MIT researchers have unveiled how the idea of symmetry in datasets can help reduce the amount of data needed for training models. The research from MIT Ph.D. student Behrooz Tahmasebi and his advisor Stefanie Jegelka, is based on a mathematical understanding derived from Weyl’s law, a century-old law originally developed to measure spectral information complexity.
Studying differential equations, Tahmasebi realized the potential of Weyl’s law to simplify data input into machine learning. By recognizing symmetries in a dataset, a machine learning model could be made more efficient with less numerical data.
Their research indicates that by exploiting symmetries in datasets, machine learning tasks can be simplified, thereby reducing the need for vast amounts of training data. This works because, if a model understands that an image remains the same regardless of whether it is rotated or mirrored, it can learn more effectively. This understanding allows the model to make better use of its data and lessen the need for large amounts of data to achieve accurate results.
The study also delves into Kernel Ridge Regression (KRR) invariances that include symmetric transformations and other data properties that remain the same under certain operations. Tahmasebi reveals that this is the first-time Weyl’s law has been employed to ascertain how machine learning can be improved through symmetry.
This development is particularly important in sectors like computational chemistry and cosmology where high-quality data is scarce. For example, in cosmology, you might only find a small amount of useful data amidst a vast collection of irrelevant information. In such cases, symmetry can be a useful tool.
Soledad Villar, an applied mathematician at Johns Hopkins University, acknowledged this study’s implication that models, which conform to the symmetries of the problem, can provide more accurate prediction using very limited training points.
The researchers identified two types of improvements from utilizing symmetries. One is a linear improvement that correlates with the symmetry and an exponential gain which provides a disproportionately large benefit when dealing with multidimensional symmetries.
Tahmasebi and Jegelka found that machine learning models can learn as if they have more data when they recognize patterns or symmetries.
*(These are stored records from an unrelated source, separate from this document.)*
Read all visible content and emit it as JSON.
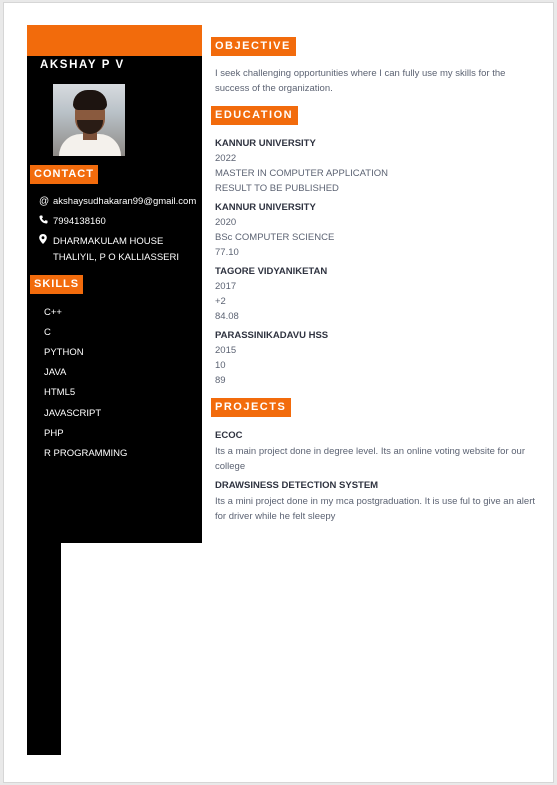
{
  "name": "AKSHAY P V",
  "accent_color": "#f26b0c",
  "contact": {
    "heading": "CONTACT",
    "email": "akshaysudhakaran99@gmail.com",
    "phone": "7994138160",
    "address": "DHARMAKULAM HOUSE THALIYIL, P O KALLIASSERI",
    "icons": [
      "at-sign-icon",
      "phone-icon",
      "map-pin-icon"
    ]
  },
  "skills": {
    "heading": "SKILLS",
    "items": [
      "C++",
      "C",
      "PYTHON",
      "JAVA",
      "HTML5",
      "JAVASCRIPT",
      "PHP",
      "R PROGRAMMING"
    ]
  },
  "objective": {
    "heading": "OBJECTIVE",
    "text": "I seek challenging opportunities where I can fully use my skills for the success of the organization."
  },
  "education": {
    "heading": "EDUCATION",
    "entries": [
      {
        "institution": "KANNUR UNIVERSITY",
        "lines": [
          "2022",
          "MASTER IN COMPUTER APPLICATION",
          "RESULT TO BE PUBLISHED"
        ]
      },
      {
        "institution": "KANNUR UNIVERSITY",
        "lines": [
          "2020",
          "BSc COMPUTER SCIENCE",
          "77.10"
        ]
      },
      {
        "institution": "TAGORE VIDYANIKETAN",
        "lines": [
          "2017",
          "+2",
          "84.08"
        ]
      },
      {
        "institution": "PARASSINIKADAVU HSS",
        "lines": [
          "2015",
          "10",
          "89"
        ]
      }
    ]
  },
  "projects": {
    "heading": "PROJECTS",
    "entries": [
      {
        "title": "ECOC",
        "description": "Its a main project done in degree level. Its an online voting website for our college"
      },
      {
        "title": "DRAWSINESS DETECTION SYSTEM",
        "description": "Its a mini project done in my mca postgraduation. It is use ful to give an alert for driver while he felt sleepy"
      }
    ]
  }
}
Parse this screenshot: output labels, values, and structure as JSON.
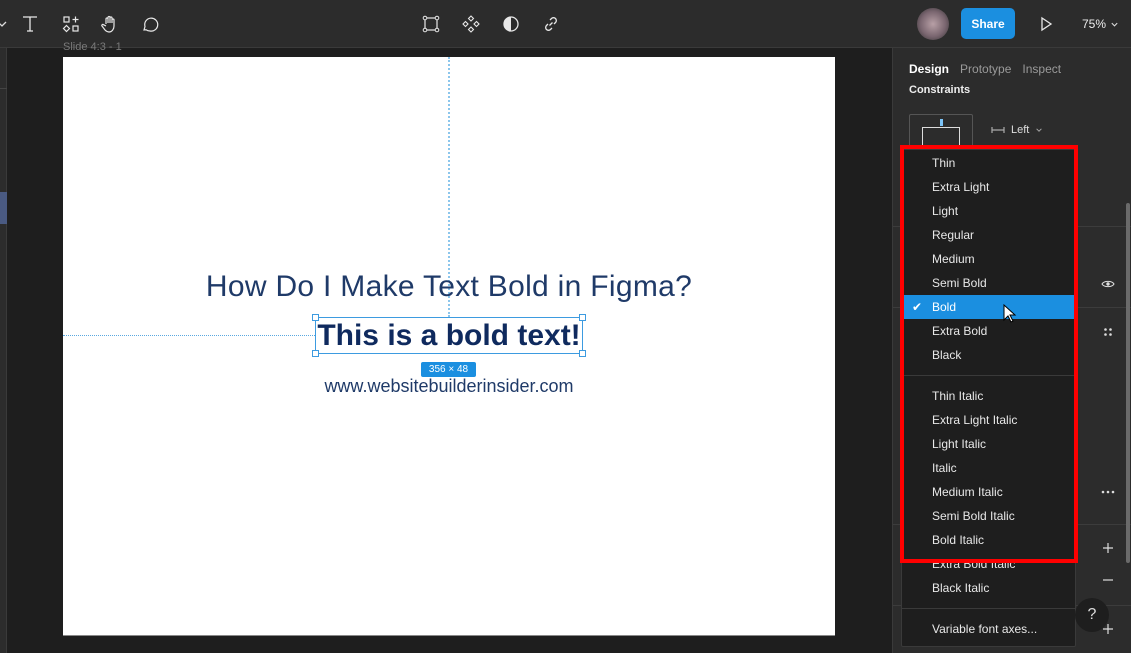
{
  "toolbar": {
    "left_tools": [
      {
        "name": "text-tool",
        "icon": "text-icon"
      },
      {
        "name": "resources-tool",
        "icon": "resources-icon"
      },
      {
        "name": "hand-tool",
        "icon": "hand-icon"
      },
      {
        "name": "comment-tool",
        "icon": "comment-icon"
      }
    ],
    "center_tools": [
      {
        "name": "frame-selection-tool",
        "icon": "frame-selection-icon"
      },
      {
        "name": "component-tool",
        "icon": "component-icon"
      },
      {
        "name": "contrast-tool",
        "icon": "contrast-icon"
      },
      {
        "name": "link-tool",
        "icon": "link-icon"
      }
    ],
    "share_label": "Share",
    "zoom_level": "75%",
    "colors": {
      "accent": "#1b8fe0",
      "toolbar_bg": "#2c2c2c"
    }
  },
  "canvas": {
    "frame_label": "Slide 4:3 - 1",
    "heading": "How Do I Make Text Bold in Figma?",
    "bold_text": "This is a bold text!",
    "dimension_badge": "356 × 48",
    "url_text": "www.websitebuilderinsider.com",
    "colors": {
      "text": "#1f3a68",
      "bold_text": "#0f2a5e",
      "selection": "#3d9be0"
    }
  },
  "panel": {
    "tabs": [
      {
        "label": "Design",
        "active": true
      },
      {
        "label": "Prototype",
        "active": false
      },
      {
        "label": "Inspect",
        "active": false
      }
    ],
    "constraints_label": "Constraints",
    "horizontal_constraint": "Left"
  },
  "font_weight_menu": {
    "selected": "Bold",
    "upright": [
      "Thin",
      "Extra Light",
      "Light",
      "Regular",
      "Medium",
      "Semi Bold",
      "Bold",
      "Extra Bold",
      "Black"
    ],
    "italic": [
      "Thin Italic",
      "Extra Light Italic",
      "Light Italic",
      "Italic",
      "Medium Italic",
      "Semi Bold Italic",
      "Bold Italic",
      "Extra Bold Italic",
      "Black Italic"
    ],
    "footer": "Variable font axes...",
    "highlight_color": "#ff0000"
  },
  "help_label": "?"
}
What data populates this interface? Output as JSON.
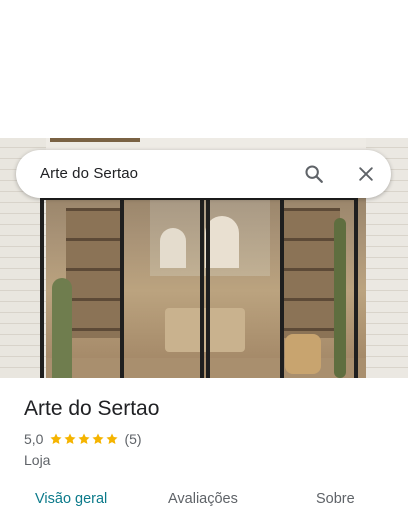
{
  "search": {
    "query": "Arte do Sertao",
    "search_icon": "search-icon",
    "close_icon": "close-icon"
  },
  "place": {
    "name": "Arte do Sertao",
    "rating": "5,0",
    "stars": 5,
    "reviews": "(5)",
    "category": "Loja"
  },
  "tabs": [
    {
      "label": "Visão geral",
      "active": true
    },
    {
      "label": "Avaliações",
      "active": false
    },
    {
      "label": "Sobre",
      "active": false
    }
  ],
  "colors": {
    "accent": "#0b7a8a",
    "star": "#f5b400",
    "text": "#202124",
    "secondary": "#5f6368"
  }
}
Therefore, models can learn more from less, enhancing their efficiency. Additionally, these symmetries simplify the learning task by enabling the model to disregard irrelevant changes (like object position or orientation), thereby speeding up the learning process and improving performance.
The potential impacts of this research are substantial, specifically in computational chemistry, where these principles could speed up drug discovery processes. By recognizing symmetries in molecular structures, machine learning models can predict interactions and properties using fewer data points. Notably, this approach could also help analyze cosmic phenomena by enabling scientists to uncover more insights from limited data.